Answer: A lot less than you might expect. The one covering MS symptoms is a single capsule three times daily. There's also an anti-flu medication used for some people with MS and I take that twice daily as well. For the cancer I take a standard anti-nausea capsule every twelve hours and the oral chemotherapy drugs. Daily vitamins pretty much round it out. Nothing illegal, nothing experimental (yet.)

Q: How do you get to the hospital? How long do you stay?

A: I go Monday - Friday, leaving the house about 8:30 or so, most days returning by 11:00 am but occasionally staying all day. Men from my church drive me their in their cars. I get a radiation treatment (preceded by a scan) each weekday. On Tuesdays and Wednesdays I get time with a doctor. Tuesdays is with the chemotherapy doctor, and Wednesday is with the radiation doctor.
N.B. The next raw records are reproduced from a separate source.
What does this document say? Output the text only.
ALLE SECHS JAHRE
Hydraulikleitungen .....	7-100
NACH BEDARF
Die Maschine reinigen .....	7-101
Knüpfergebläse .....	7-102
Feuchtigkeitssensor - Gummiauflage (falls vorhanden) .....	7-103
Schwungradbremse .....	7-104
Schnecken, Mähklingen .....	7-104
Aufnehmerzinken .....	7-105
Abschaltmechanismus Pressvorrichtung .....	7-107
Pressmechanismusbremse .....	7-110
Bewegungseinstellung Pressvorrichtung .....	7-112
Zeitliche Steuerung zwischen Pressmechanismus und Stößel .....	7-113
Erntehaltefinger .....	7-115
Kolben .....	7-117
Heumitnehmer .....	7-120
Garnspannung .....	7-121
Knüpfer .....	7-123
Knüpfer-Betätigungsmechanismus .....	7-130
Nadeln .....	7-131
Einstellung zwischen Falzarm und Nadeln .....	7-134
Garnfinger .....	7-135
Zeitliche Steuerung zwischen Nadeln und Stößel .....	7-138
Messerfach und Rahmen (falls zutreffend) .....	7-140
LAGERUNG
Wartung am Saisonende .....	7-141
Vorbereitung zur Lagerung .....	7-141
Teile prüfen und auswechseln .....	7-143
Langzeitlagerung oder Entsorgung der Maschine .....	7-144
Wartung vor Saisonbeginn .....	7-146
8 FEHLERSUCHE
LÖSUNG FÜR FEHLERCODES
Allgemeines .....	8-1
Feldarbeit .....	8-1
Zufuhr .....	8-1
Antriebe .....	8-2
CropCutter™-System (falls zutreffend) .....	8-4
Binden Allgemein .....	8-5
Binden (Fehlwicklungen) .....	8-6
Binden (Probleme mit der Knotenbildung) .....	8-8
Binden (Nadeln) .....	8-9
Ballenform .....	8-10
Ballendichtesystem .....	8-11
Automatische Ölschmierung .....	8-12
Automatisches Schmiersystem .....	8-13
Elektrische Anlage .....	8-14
Tuesdays also requires a trip to the pharmacy to get more of the chemotherapy drugs.  If any specialist on the team requires it, I also have to stop in and be seen. Last week I had my follow-up with the surgeon who took the cancer out. As I write this, the coming week has no additional appointments, but following weeks will bring more. I am a full project between the Department of Defense and the National Institute of Health.

Q: What is this about the National Institute of Health? Why are they tracking you or providing healthcare?
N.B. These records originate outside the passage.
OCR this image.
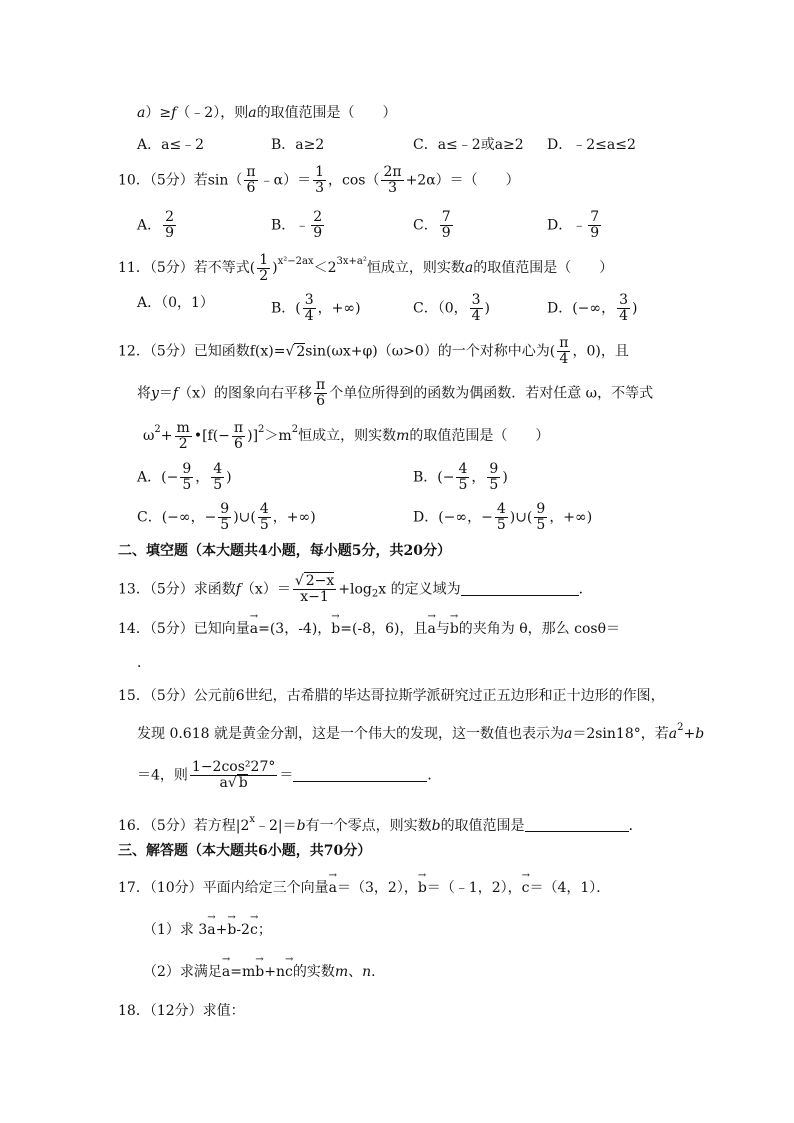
a）≥f（﹣2），则a的取值范围是（　　）
A．a≤﹣2	B．a≥2	C．a≤﹣2或a≥2 D．﹣2≤a≤2
10．（5分）若$\sin( \frac{\pi}{6}$ ﹣α）＝ $\frac{1}{3}$ ，$\cos( \frac{2\pi}{3} +2\alpha)=$（　　）
A． $\frac{2}{9}$	B．﹣ $\frac{2}{9}$	C． $\frac{7}{9}$	D．﹣ $\frac{7}{9}$
11．（5分）若不等式( $\frac{1}{2} )^{x^2-2ax}<2^{3x+a^2}$恒成立，则实数a的取值范围是（　　）
A．（0，1）	B．( $\frac{3}{4}$ ，+∞)	C．（0， $\frac{3}{4}$ )	D．(−∞， $\frac{3}{4}$ )
12．（5分）已知函数f(x)=√ 2sin(ωx+φ)（ω>0）的一个对称中心为( $\frac{\pi}{4}$ ，0)，且
将y＝f（x）的图象向右平移 $\frac{\pi}{6}$ 个单位所得到的函数为偶函数．若对任意 ω，不等式
$\omega^2+ \frac{m}{2}$ •[f(− $\frac{\pi}{6} )]^2>m^2$恒成立，则实数m的取值范围是（　　）
A．(− $\frac{9}{5}$ ， $\frac{4}{5}$ )	B．(− $\frac{4}{5}$ ， $\frac{9}{5}$ )
C．(−∞，− $\frac{9}{5}$ )∪( $\frac{4}{5}$ ，+∞)	D．(−∞，− $\frac{4}{5}$ )∪( $\frac{9}{5}$ ，+∞)
二、填空题（本大题共4小题，每小题5分，共20分）
13．（5分）求函数$f(x)= \frac{√ 2-x}{x-1} +\log_2x$ 的定义域为	．
14．（5分）已知向量→ a=(3，-4)，→ b=(-8，6)，且→ a与→ b的夹角为 θ，那么 cosθ＝
．
15．（5分）公元前6世纪，古希腊的毕达哥拉斯学派研究过正五边形和正十边形的作图，
发现 0.618 就是黄金分割，这是一个伟大的发现，这一数值也表示为a＝2sin18°，若$a^2+b$
＝4，则 $\frac{\text{1−2cos²27°}}{a√ b}$ ＝	．
16．（5分）若方程$|2^x﹣2|=b$有一个零点，则实数b的取值范围是	．
三、解答题（本大题共6小题，共70分）
17．（10分）平面内给定三个向量→ a＝（3，2），→ b＝（﹣1，2），→ c＝（4，1）．
（1）求 3→ a+→ b-2→ c；
（2）求满足→ a=m→ b+n→ c的实数m、n．
18．（12分）求值：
A: The NIH does a lot of medical research. There are many medicare areas that cost our a lot of government money. NIH finds these and works on finding ways to treat them better. Many seriously ill US citizens get a large amount of money from the government through programs like VA benefits, Social Security, Medicaid, Medicare, state-funded programs that includes a large Federal contribution, etc. In this instance, the Federal guys aren't providing anything but medical supervision of my care by an outside  distinguished researcher. He checks all the work, and where he has suggestions, he shares them. If there is a new medical success or trial, and I am a good candidate, I may be offered opportunities that aren't available to the public to try, including new drugs and new techniques. Nothing is obligatory. The ten-year survival rate record for MS plus brain cancer has been set by a person who went through this process and is still being monitored by the NIH (and by my doctor.)

Q: Any special successes so far in your medical case?
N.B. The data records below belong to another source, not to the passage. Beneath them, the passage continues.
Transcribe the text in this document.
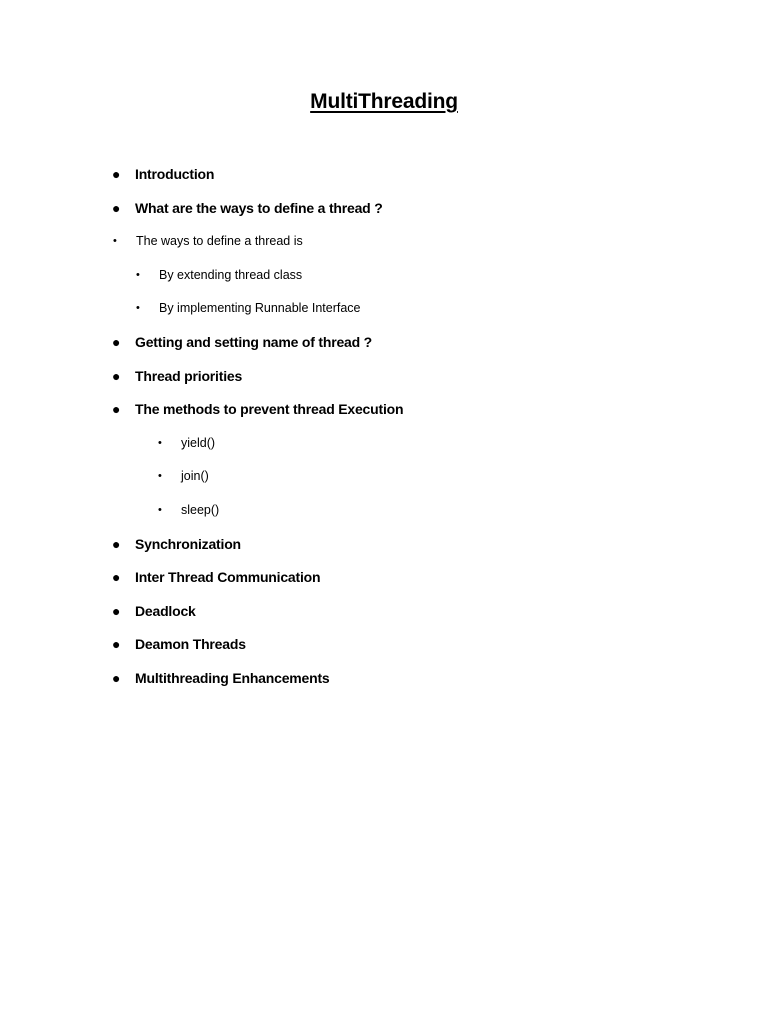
MultiThreading
●	Introduction
●	What are the ways to define a thread ?
•	The ways to define a thread is
•	By extending thread class
•	By implementing Runnable Interface
●	Getting and setting name of thread ?
●	Thread priorities
●	The methods to prevent thread Execution
•	yield()
•	join()
•	sleep()
●	Synchronization
●	Inter Thread Communication
●	Deadlock
●	Deamon Threads
●	Multithreading Enhancements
A: Yes, and my bride Sue deserves credit. The initial plan for me following surgery was 4-6 weeks in a convalescent hospital so I could relearn to walk and talk. Sue started her own recovery plan and had me walking and talking (more slowly but with much control) within three days. That's a big one. A second success was both permission to take appropriate medications when pain became a problem, and avoid the anti-pain medications where I felt functional. By being able to control it myself, I was able to shift out of the pain-killers in about two weeks, having taken only about half the standard set. The radiation therapy seems pretty good, too. It is removing the cancerous tissue quite well thus far.

Q: Any gripes?

Anytime I come up with one, I am reminded how far behind I am in remembering I am being treated beside our nation's Purple Heart earners. I see these kids, 17-22 or so most of them, learning to walk with prosthetic legs or arms or learning the life of a wheelchair-bound veteran. I have no business griping beside these kids.  Parking at the hospital has gotten better since I've been going each day (I know where to look for a handicapped space!) I pay no insurance, no co-pays, no drug expenses, and I don't need any at home care beyond Sue and the boys. Gripes? No, I don't think I have any gripes.